SQL provides some other data modification statement types, which may or may not be supported in your database. TRUNCATE TABLE removes all rows from a table, and is typically faster than DELETE (but can only be used to remove all rows). MERGE is a somewhat complex operation that combines inserts, updates, and deletes, allowing synchronization of a table with another table or join of tables. Neither of these operations is strictly necessary, given that the same results can be accomplished with INSERT, UPDATE, and DELETE. We will not cover them further in this book.

1.5.6. Self-check exercises

This section contains exercises on INSERT, UPDATE, and DELETE, using the bookstore_inventory and bookstore_sales tables. Keep in mind that the database we are using for these exercises is shared with the interactive examples above, so any changes you have applied in an interactive tool above are reflected in the database you use below. If the results you get are not what you are expecting, you may need to reload this page in your browser to get a fresh copy of the database.

If you get stuck, click on the “Show answer” button below the exercise to see a correct answer.

Write a statement to add the book House Made of Dawn by N. Scott Momaday to the bookstore_inventory table. Use 1471 for the stock number, ‘like new’ for the condition, and 4.75 for the price.

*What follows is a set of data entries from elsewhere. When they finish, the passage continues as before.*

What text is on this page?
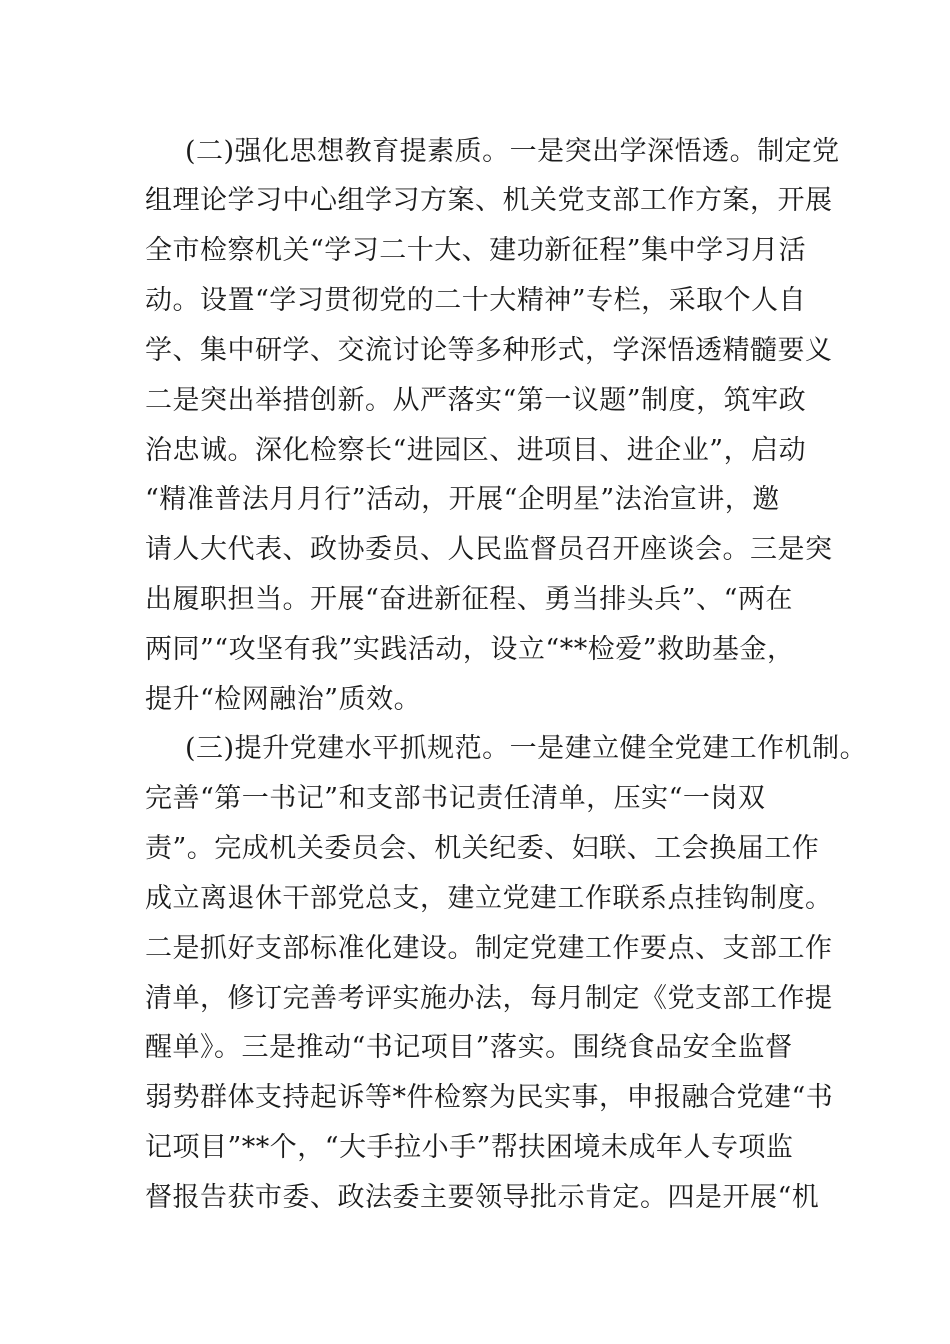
(二)强化思想教育提素质。一是突出学深悟透。制定党
组理论学习中心组学习方案、机关党支部工作方案，开展
全市检察机关“学习二十大、建功新征程”集中学习月活
动。设置“学习贯彻党的二十大精神”专栏，采取个人自
学、集中研学、交流讨论等多种形式，学深悟透精髓要义
二是突出举措创新。从严落实“第一议题”制度，筑牢政
治忠诚。深化检察长“进园区、进项目、进企业”，启动
“精准普法月月行”活动，开展“企明星”法治宣讲，邀
请人大代表、政协委员、人民监督员召开座谈会。三是突
出履职担当。开展“奋进新征程、勇当排头兵”、“两在
两同”“攻坚有我”实践活动，设立“**检爱”救助基金，
提升“检网融治”质效。
(三)提升党建水平抓规范。一是建立健全党建工作机制。
完善“第一书记”和支部书记责任清单，压实“一岗双
责”。完成机关委员会、机关纪委、妇联、工会换届工作
成立离退休干部党总支，建立党建工作联系点挂钩制度。
二是抓好支部标准化建设。制定党建工作要点、支部工作
清单，修订完善考评实施办法，每月制定《党支部工作提
醒单》。三是推动“书记项目”落实。围绕食品安全监督
弱势群体支持起诉等*件检察为民实事，申报融合党建“书
记项目”**个，“大手拉小手”帮扶困境未成年人专项监
督报告获市委、政法委主要领导批示肯定。四是开展“机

Write a statement to add all books by John Steinbeck (from our books table) into bookstore_inventory with a condition of ‘new’ and a price of 4.00. Note that there is no good way to provide unique stock numbers for each of these books, but if you omit the stock_number column entirely, the bookstore_inventory table is set up to provide unique values automatically.

Write a statement to remove all books from bookstore_inventory that are in ‘fair’ condition.

Write a statement to change the payment type to ‘cash’ for the sale with receipt number 963.

Write a statement to set the price (in our bookstore inventory) for all books by Clifford Simak to a special sale price of 1.0.

Write a statement to double the price of all books in ‘new’ condition.